Kees van Baar: Human dignity and human rights are universal (video)

Mr van Baar also shared his views about why human rights are important and whether it is possible to solve human rights issues  in Belarus both at the local level and internationally.

Euroradio: As the ambassador for human rights, on what issues related to human rights in Belarus would you concentrate in the first place? Are there, in your opinion, solutions to these issues both within our country and at the international level? 

Kees van Baar: For us, it is important that in supporting human rights we are supporting society or people who are able to perform to their own society. That’s important because society is not only a society led by government but it is a society of people, human beings. Human rights are also about human dignity.  

And of course what is important is that people could express themselves. Freedom of expression is very important. And also to get the information they would like to get. They go on internet or you have your smart phone. You would like to listen to the music you want to hear. You would like to see the movies you would like to see. And there are no restrictions, no blackouts or limited access by the authorities. 

That is also important that you can get together with your friends to have fun or make a movie together or do whatever you want without a nervous government that is afraid that people who get together might be a danger to society, which of course it is not.

And another point is that you express yourself like you would like to. If you are part of what is called a minority, if your color is pink, just call it pink. It is not an offense. Or if you as a boy would like to kiss a boy, just kiss a boy. I mean these are not the offenses that undermine security of the state. 

And we work at different levels. We work at a local level. We work [at the level] of the European Union. But we also work internationally, for example, in the frames of OSCE. Therefore, right now we have a meeting in Warsaw - it is called Human Dimension Implementation Mechanism. It may sound as an expensive word but it is about people getting together. And this is not only an international gathering by governments (there are 57 member states in OSCE) but also by organizations (human rights organizations, media freedom organizations, organizations that promote the freedom of internet). [There are] lots of organizations and they sit together around the table and express themselves and they criticize their governments, other governments. That is really all done in a very free spirit. It is very important to do these things. 

Euroradio: In an interview to Euroradio your predecessor, Lioner Veer, said that “his main task is to set up a dialogue with governments, NGOs, civil society groups from different countries”. Was there progress in this field? Being the Ambassador, will you continue the work of your predecessor  or will you have other priorities?

Kees van Baar: Of course. I mean as I said today in Warsaw at this human dimension implementation mechanism where all countries are sitting together with civil society groups and NGOs. That is an example of how we have this dialogue. As I said people have free speech and they are very critical towards one another. And also Belarus takes part in this meeting. It is important. 

Another instrument of course is the UN and the Universal Periodic Review for the UN Human Rights Council. 

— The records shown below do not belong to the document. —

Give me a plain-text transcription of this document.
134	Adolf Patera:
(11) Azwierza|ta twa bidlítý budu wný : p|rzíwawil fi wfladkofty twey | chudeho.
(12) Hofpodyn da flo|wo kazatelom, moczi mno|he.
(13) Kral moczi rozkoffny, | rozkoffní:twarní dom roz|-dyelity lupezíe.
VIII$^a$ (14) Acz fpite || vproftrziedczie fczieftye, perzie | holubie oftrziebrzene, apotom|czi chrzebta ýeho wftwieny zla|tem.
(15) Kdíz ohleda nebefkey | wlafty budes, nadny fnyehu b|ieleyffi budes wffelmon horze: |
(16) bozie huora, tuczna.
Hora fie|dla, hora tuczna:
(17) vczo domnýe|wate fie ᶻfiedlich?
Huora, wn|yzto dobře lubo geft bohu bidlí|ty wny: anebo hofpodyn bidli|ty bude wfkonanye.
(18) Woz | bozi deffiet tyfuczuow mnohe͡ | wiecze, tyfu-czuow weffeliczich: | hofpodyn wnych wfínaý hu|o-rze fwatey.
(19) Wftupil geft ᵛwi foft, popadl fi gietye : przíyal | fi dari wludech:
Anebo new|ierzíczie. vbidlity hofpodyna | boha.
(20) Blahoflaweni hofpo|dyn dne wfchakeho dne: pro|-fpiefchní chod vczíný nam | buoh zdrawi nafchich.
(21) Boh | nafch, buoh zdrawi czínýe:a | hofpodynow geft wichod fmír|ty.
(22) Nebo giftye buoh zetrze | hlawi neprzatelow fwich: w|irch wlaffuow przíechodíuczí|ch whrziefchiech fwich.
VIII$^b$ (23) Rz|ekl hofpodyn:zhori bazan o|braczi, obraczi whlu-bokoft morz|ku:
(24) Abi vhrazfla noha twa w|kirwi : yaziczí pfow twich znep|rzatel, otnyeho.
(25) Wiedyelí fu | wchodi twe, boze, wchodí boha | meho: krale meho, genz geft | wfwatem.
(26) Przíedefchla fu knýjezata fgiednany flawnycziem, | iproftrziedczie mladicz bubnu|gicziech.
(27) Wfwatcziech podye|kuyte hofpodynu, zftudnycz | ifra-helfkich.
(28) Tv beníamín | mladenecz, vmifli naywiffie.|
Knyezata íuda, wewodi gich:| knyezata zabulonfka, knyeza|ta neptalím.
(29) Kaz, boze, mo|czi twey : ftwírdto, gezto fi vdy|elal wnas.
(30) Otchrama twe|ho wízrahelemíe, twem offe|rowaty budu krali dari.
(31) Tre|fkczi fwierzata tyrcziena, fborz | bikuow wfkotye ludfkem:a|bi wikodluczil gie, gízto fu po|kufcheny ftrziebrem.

Euroradio: You worked in Africa for a long time. What are the differences in human rights violations - in terms of trends - in the West, Africa and Eastern Europe? What is common and what is different?

Kees van Baar: Talking about human rights, it is all about human dignity. Human dignity is the same all around the world. As I said in respond to your previous questions, it is about the rights for minorities, for women. It is very important. But it is not that we demand different rights for different groups. No. What it is about is that human rights are the same all over the world for minorities, for women. They don’t have special rights. The only thing that we ask and that should be done is that human rights also apply to women, minorities – sexual or national whatever. And that is an important one. 
What is common in the world right now and as I said as well here in Warsaw is that it is not just normal that NGOs cannot do their work in all kinds of society all over the world. Their work is really under pressure.

Euroradio: economic sanctions against Russia can negatively influence not only the Russian economy, but also that of the EU. Are the human rights worth the economic losses? 

Kees van Baar: For us, the Netherlands, our foreign policy has three pillar: prosperity, security and human rights. You cannot divide them. You cannot work on only one. They always come together. That’s why we also support other organizations in OSCE member countries like Belarus who also would like to have space to operate. Of course what we don’t want to have is that Belarus is an example for other countries to follow: you know, that you limit the space for NGOs, that people have difficult access to internet; you know, they have a smart phone but what can they do with a smart phone if there is a government who decides what they can do with their smart phone or their computer and their access. We see this as a wrong development, because it doesn’t help people, human rights and human dignity.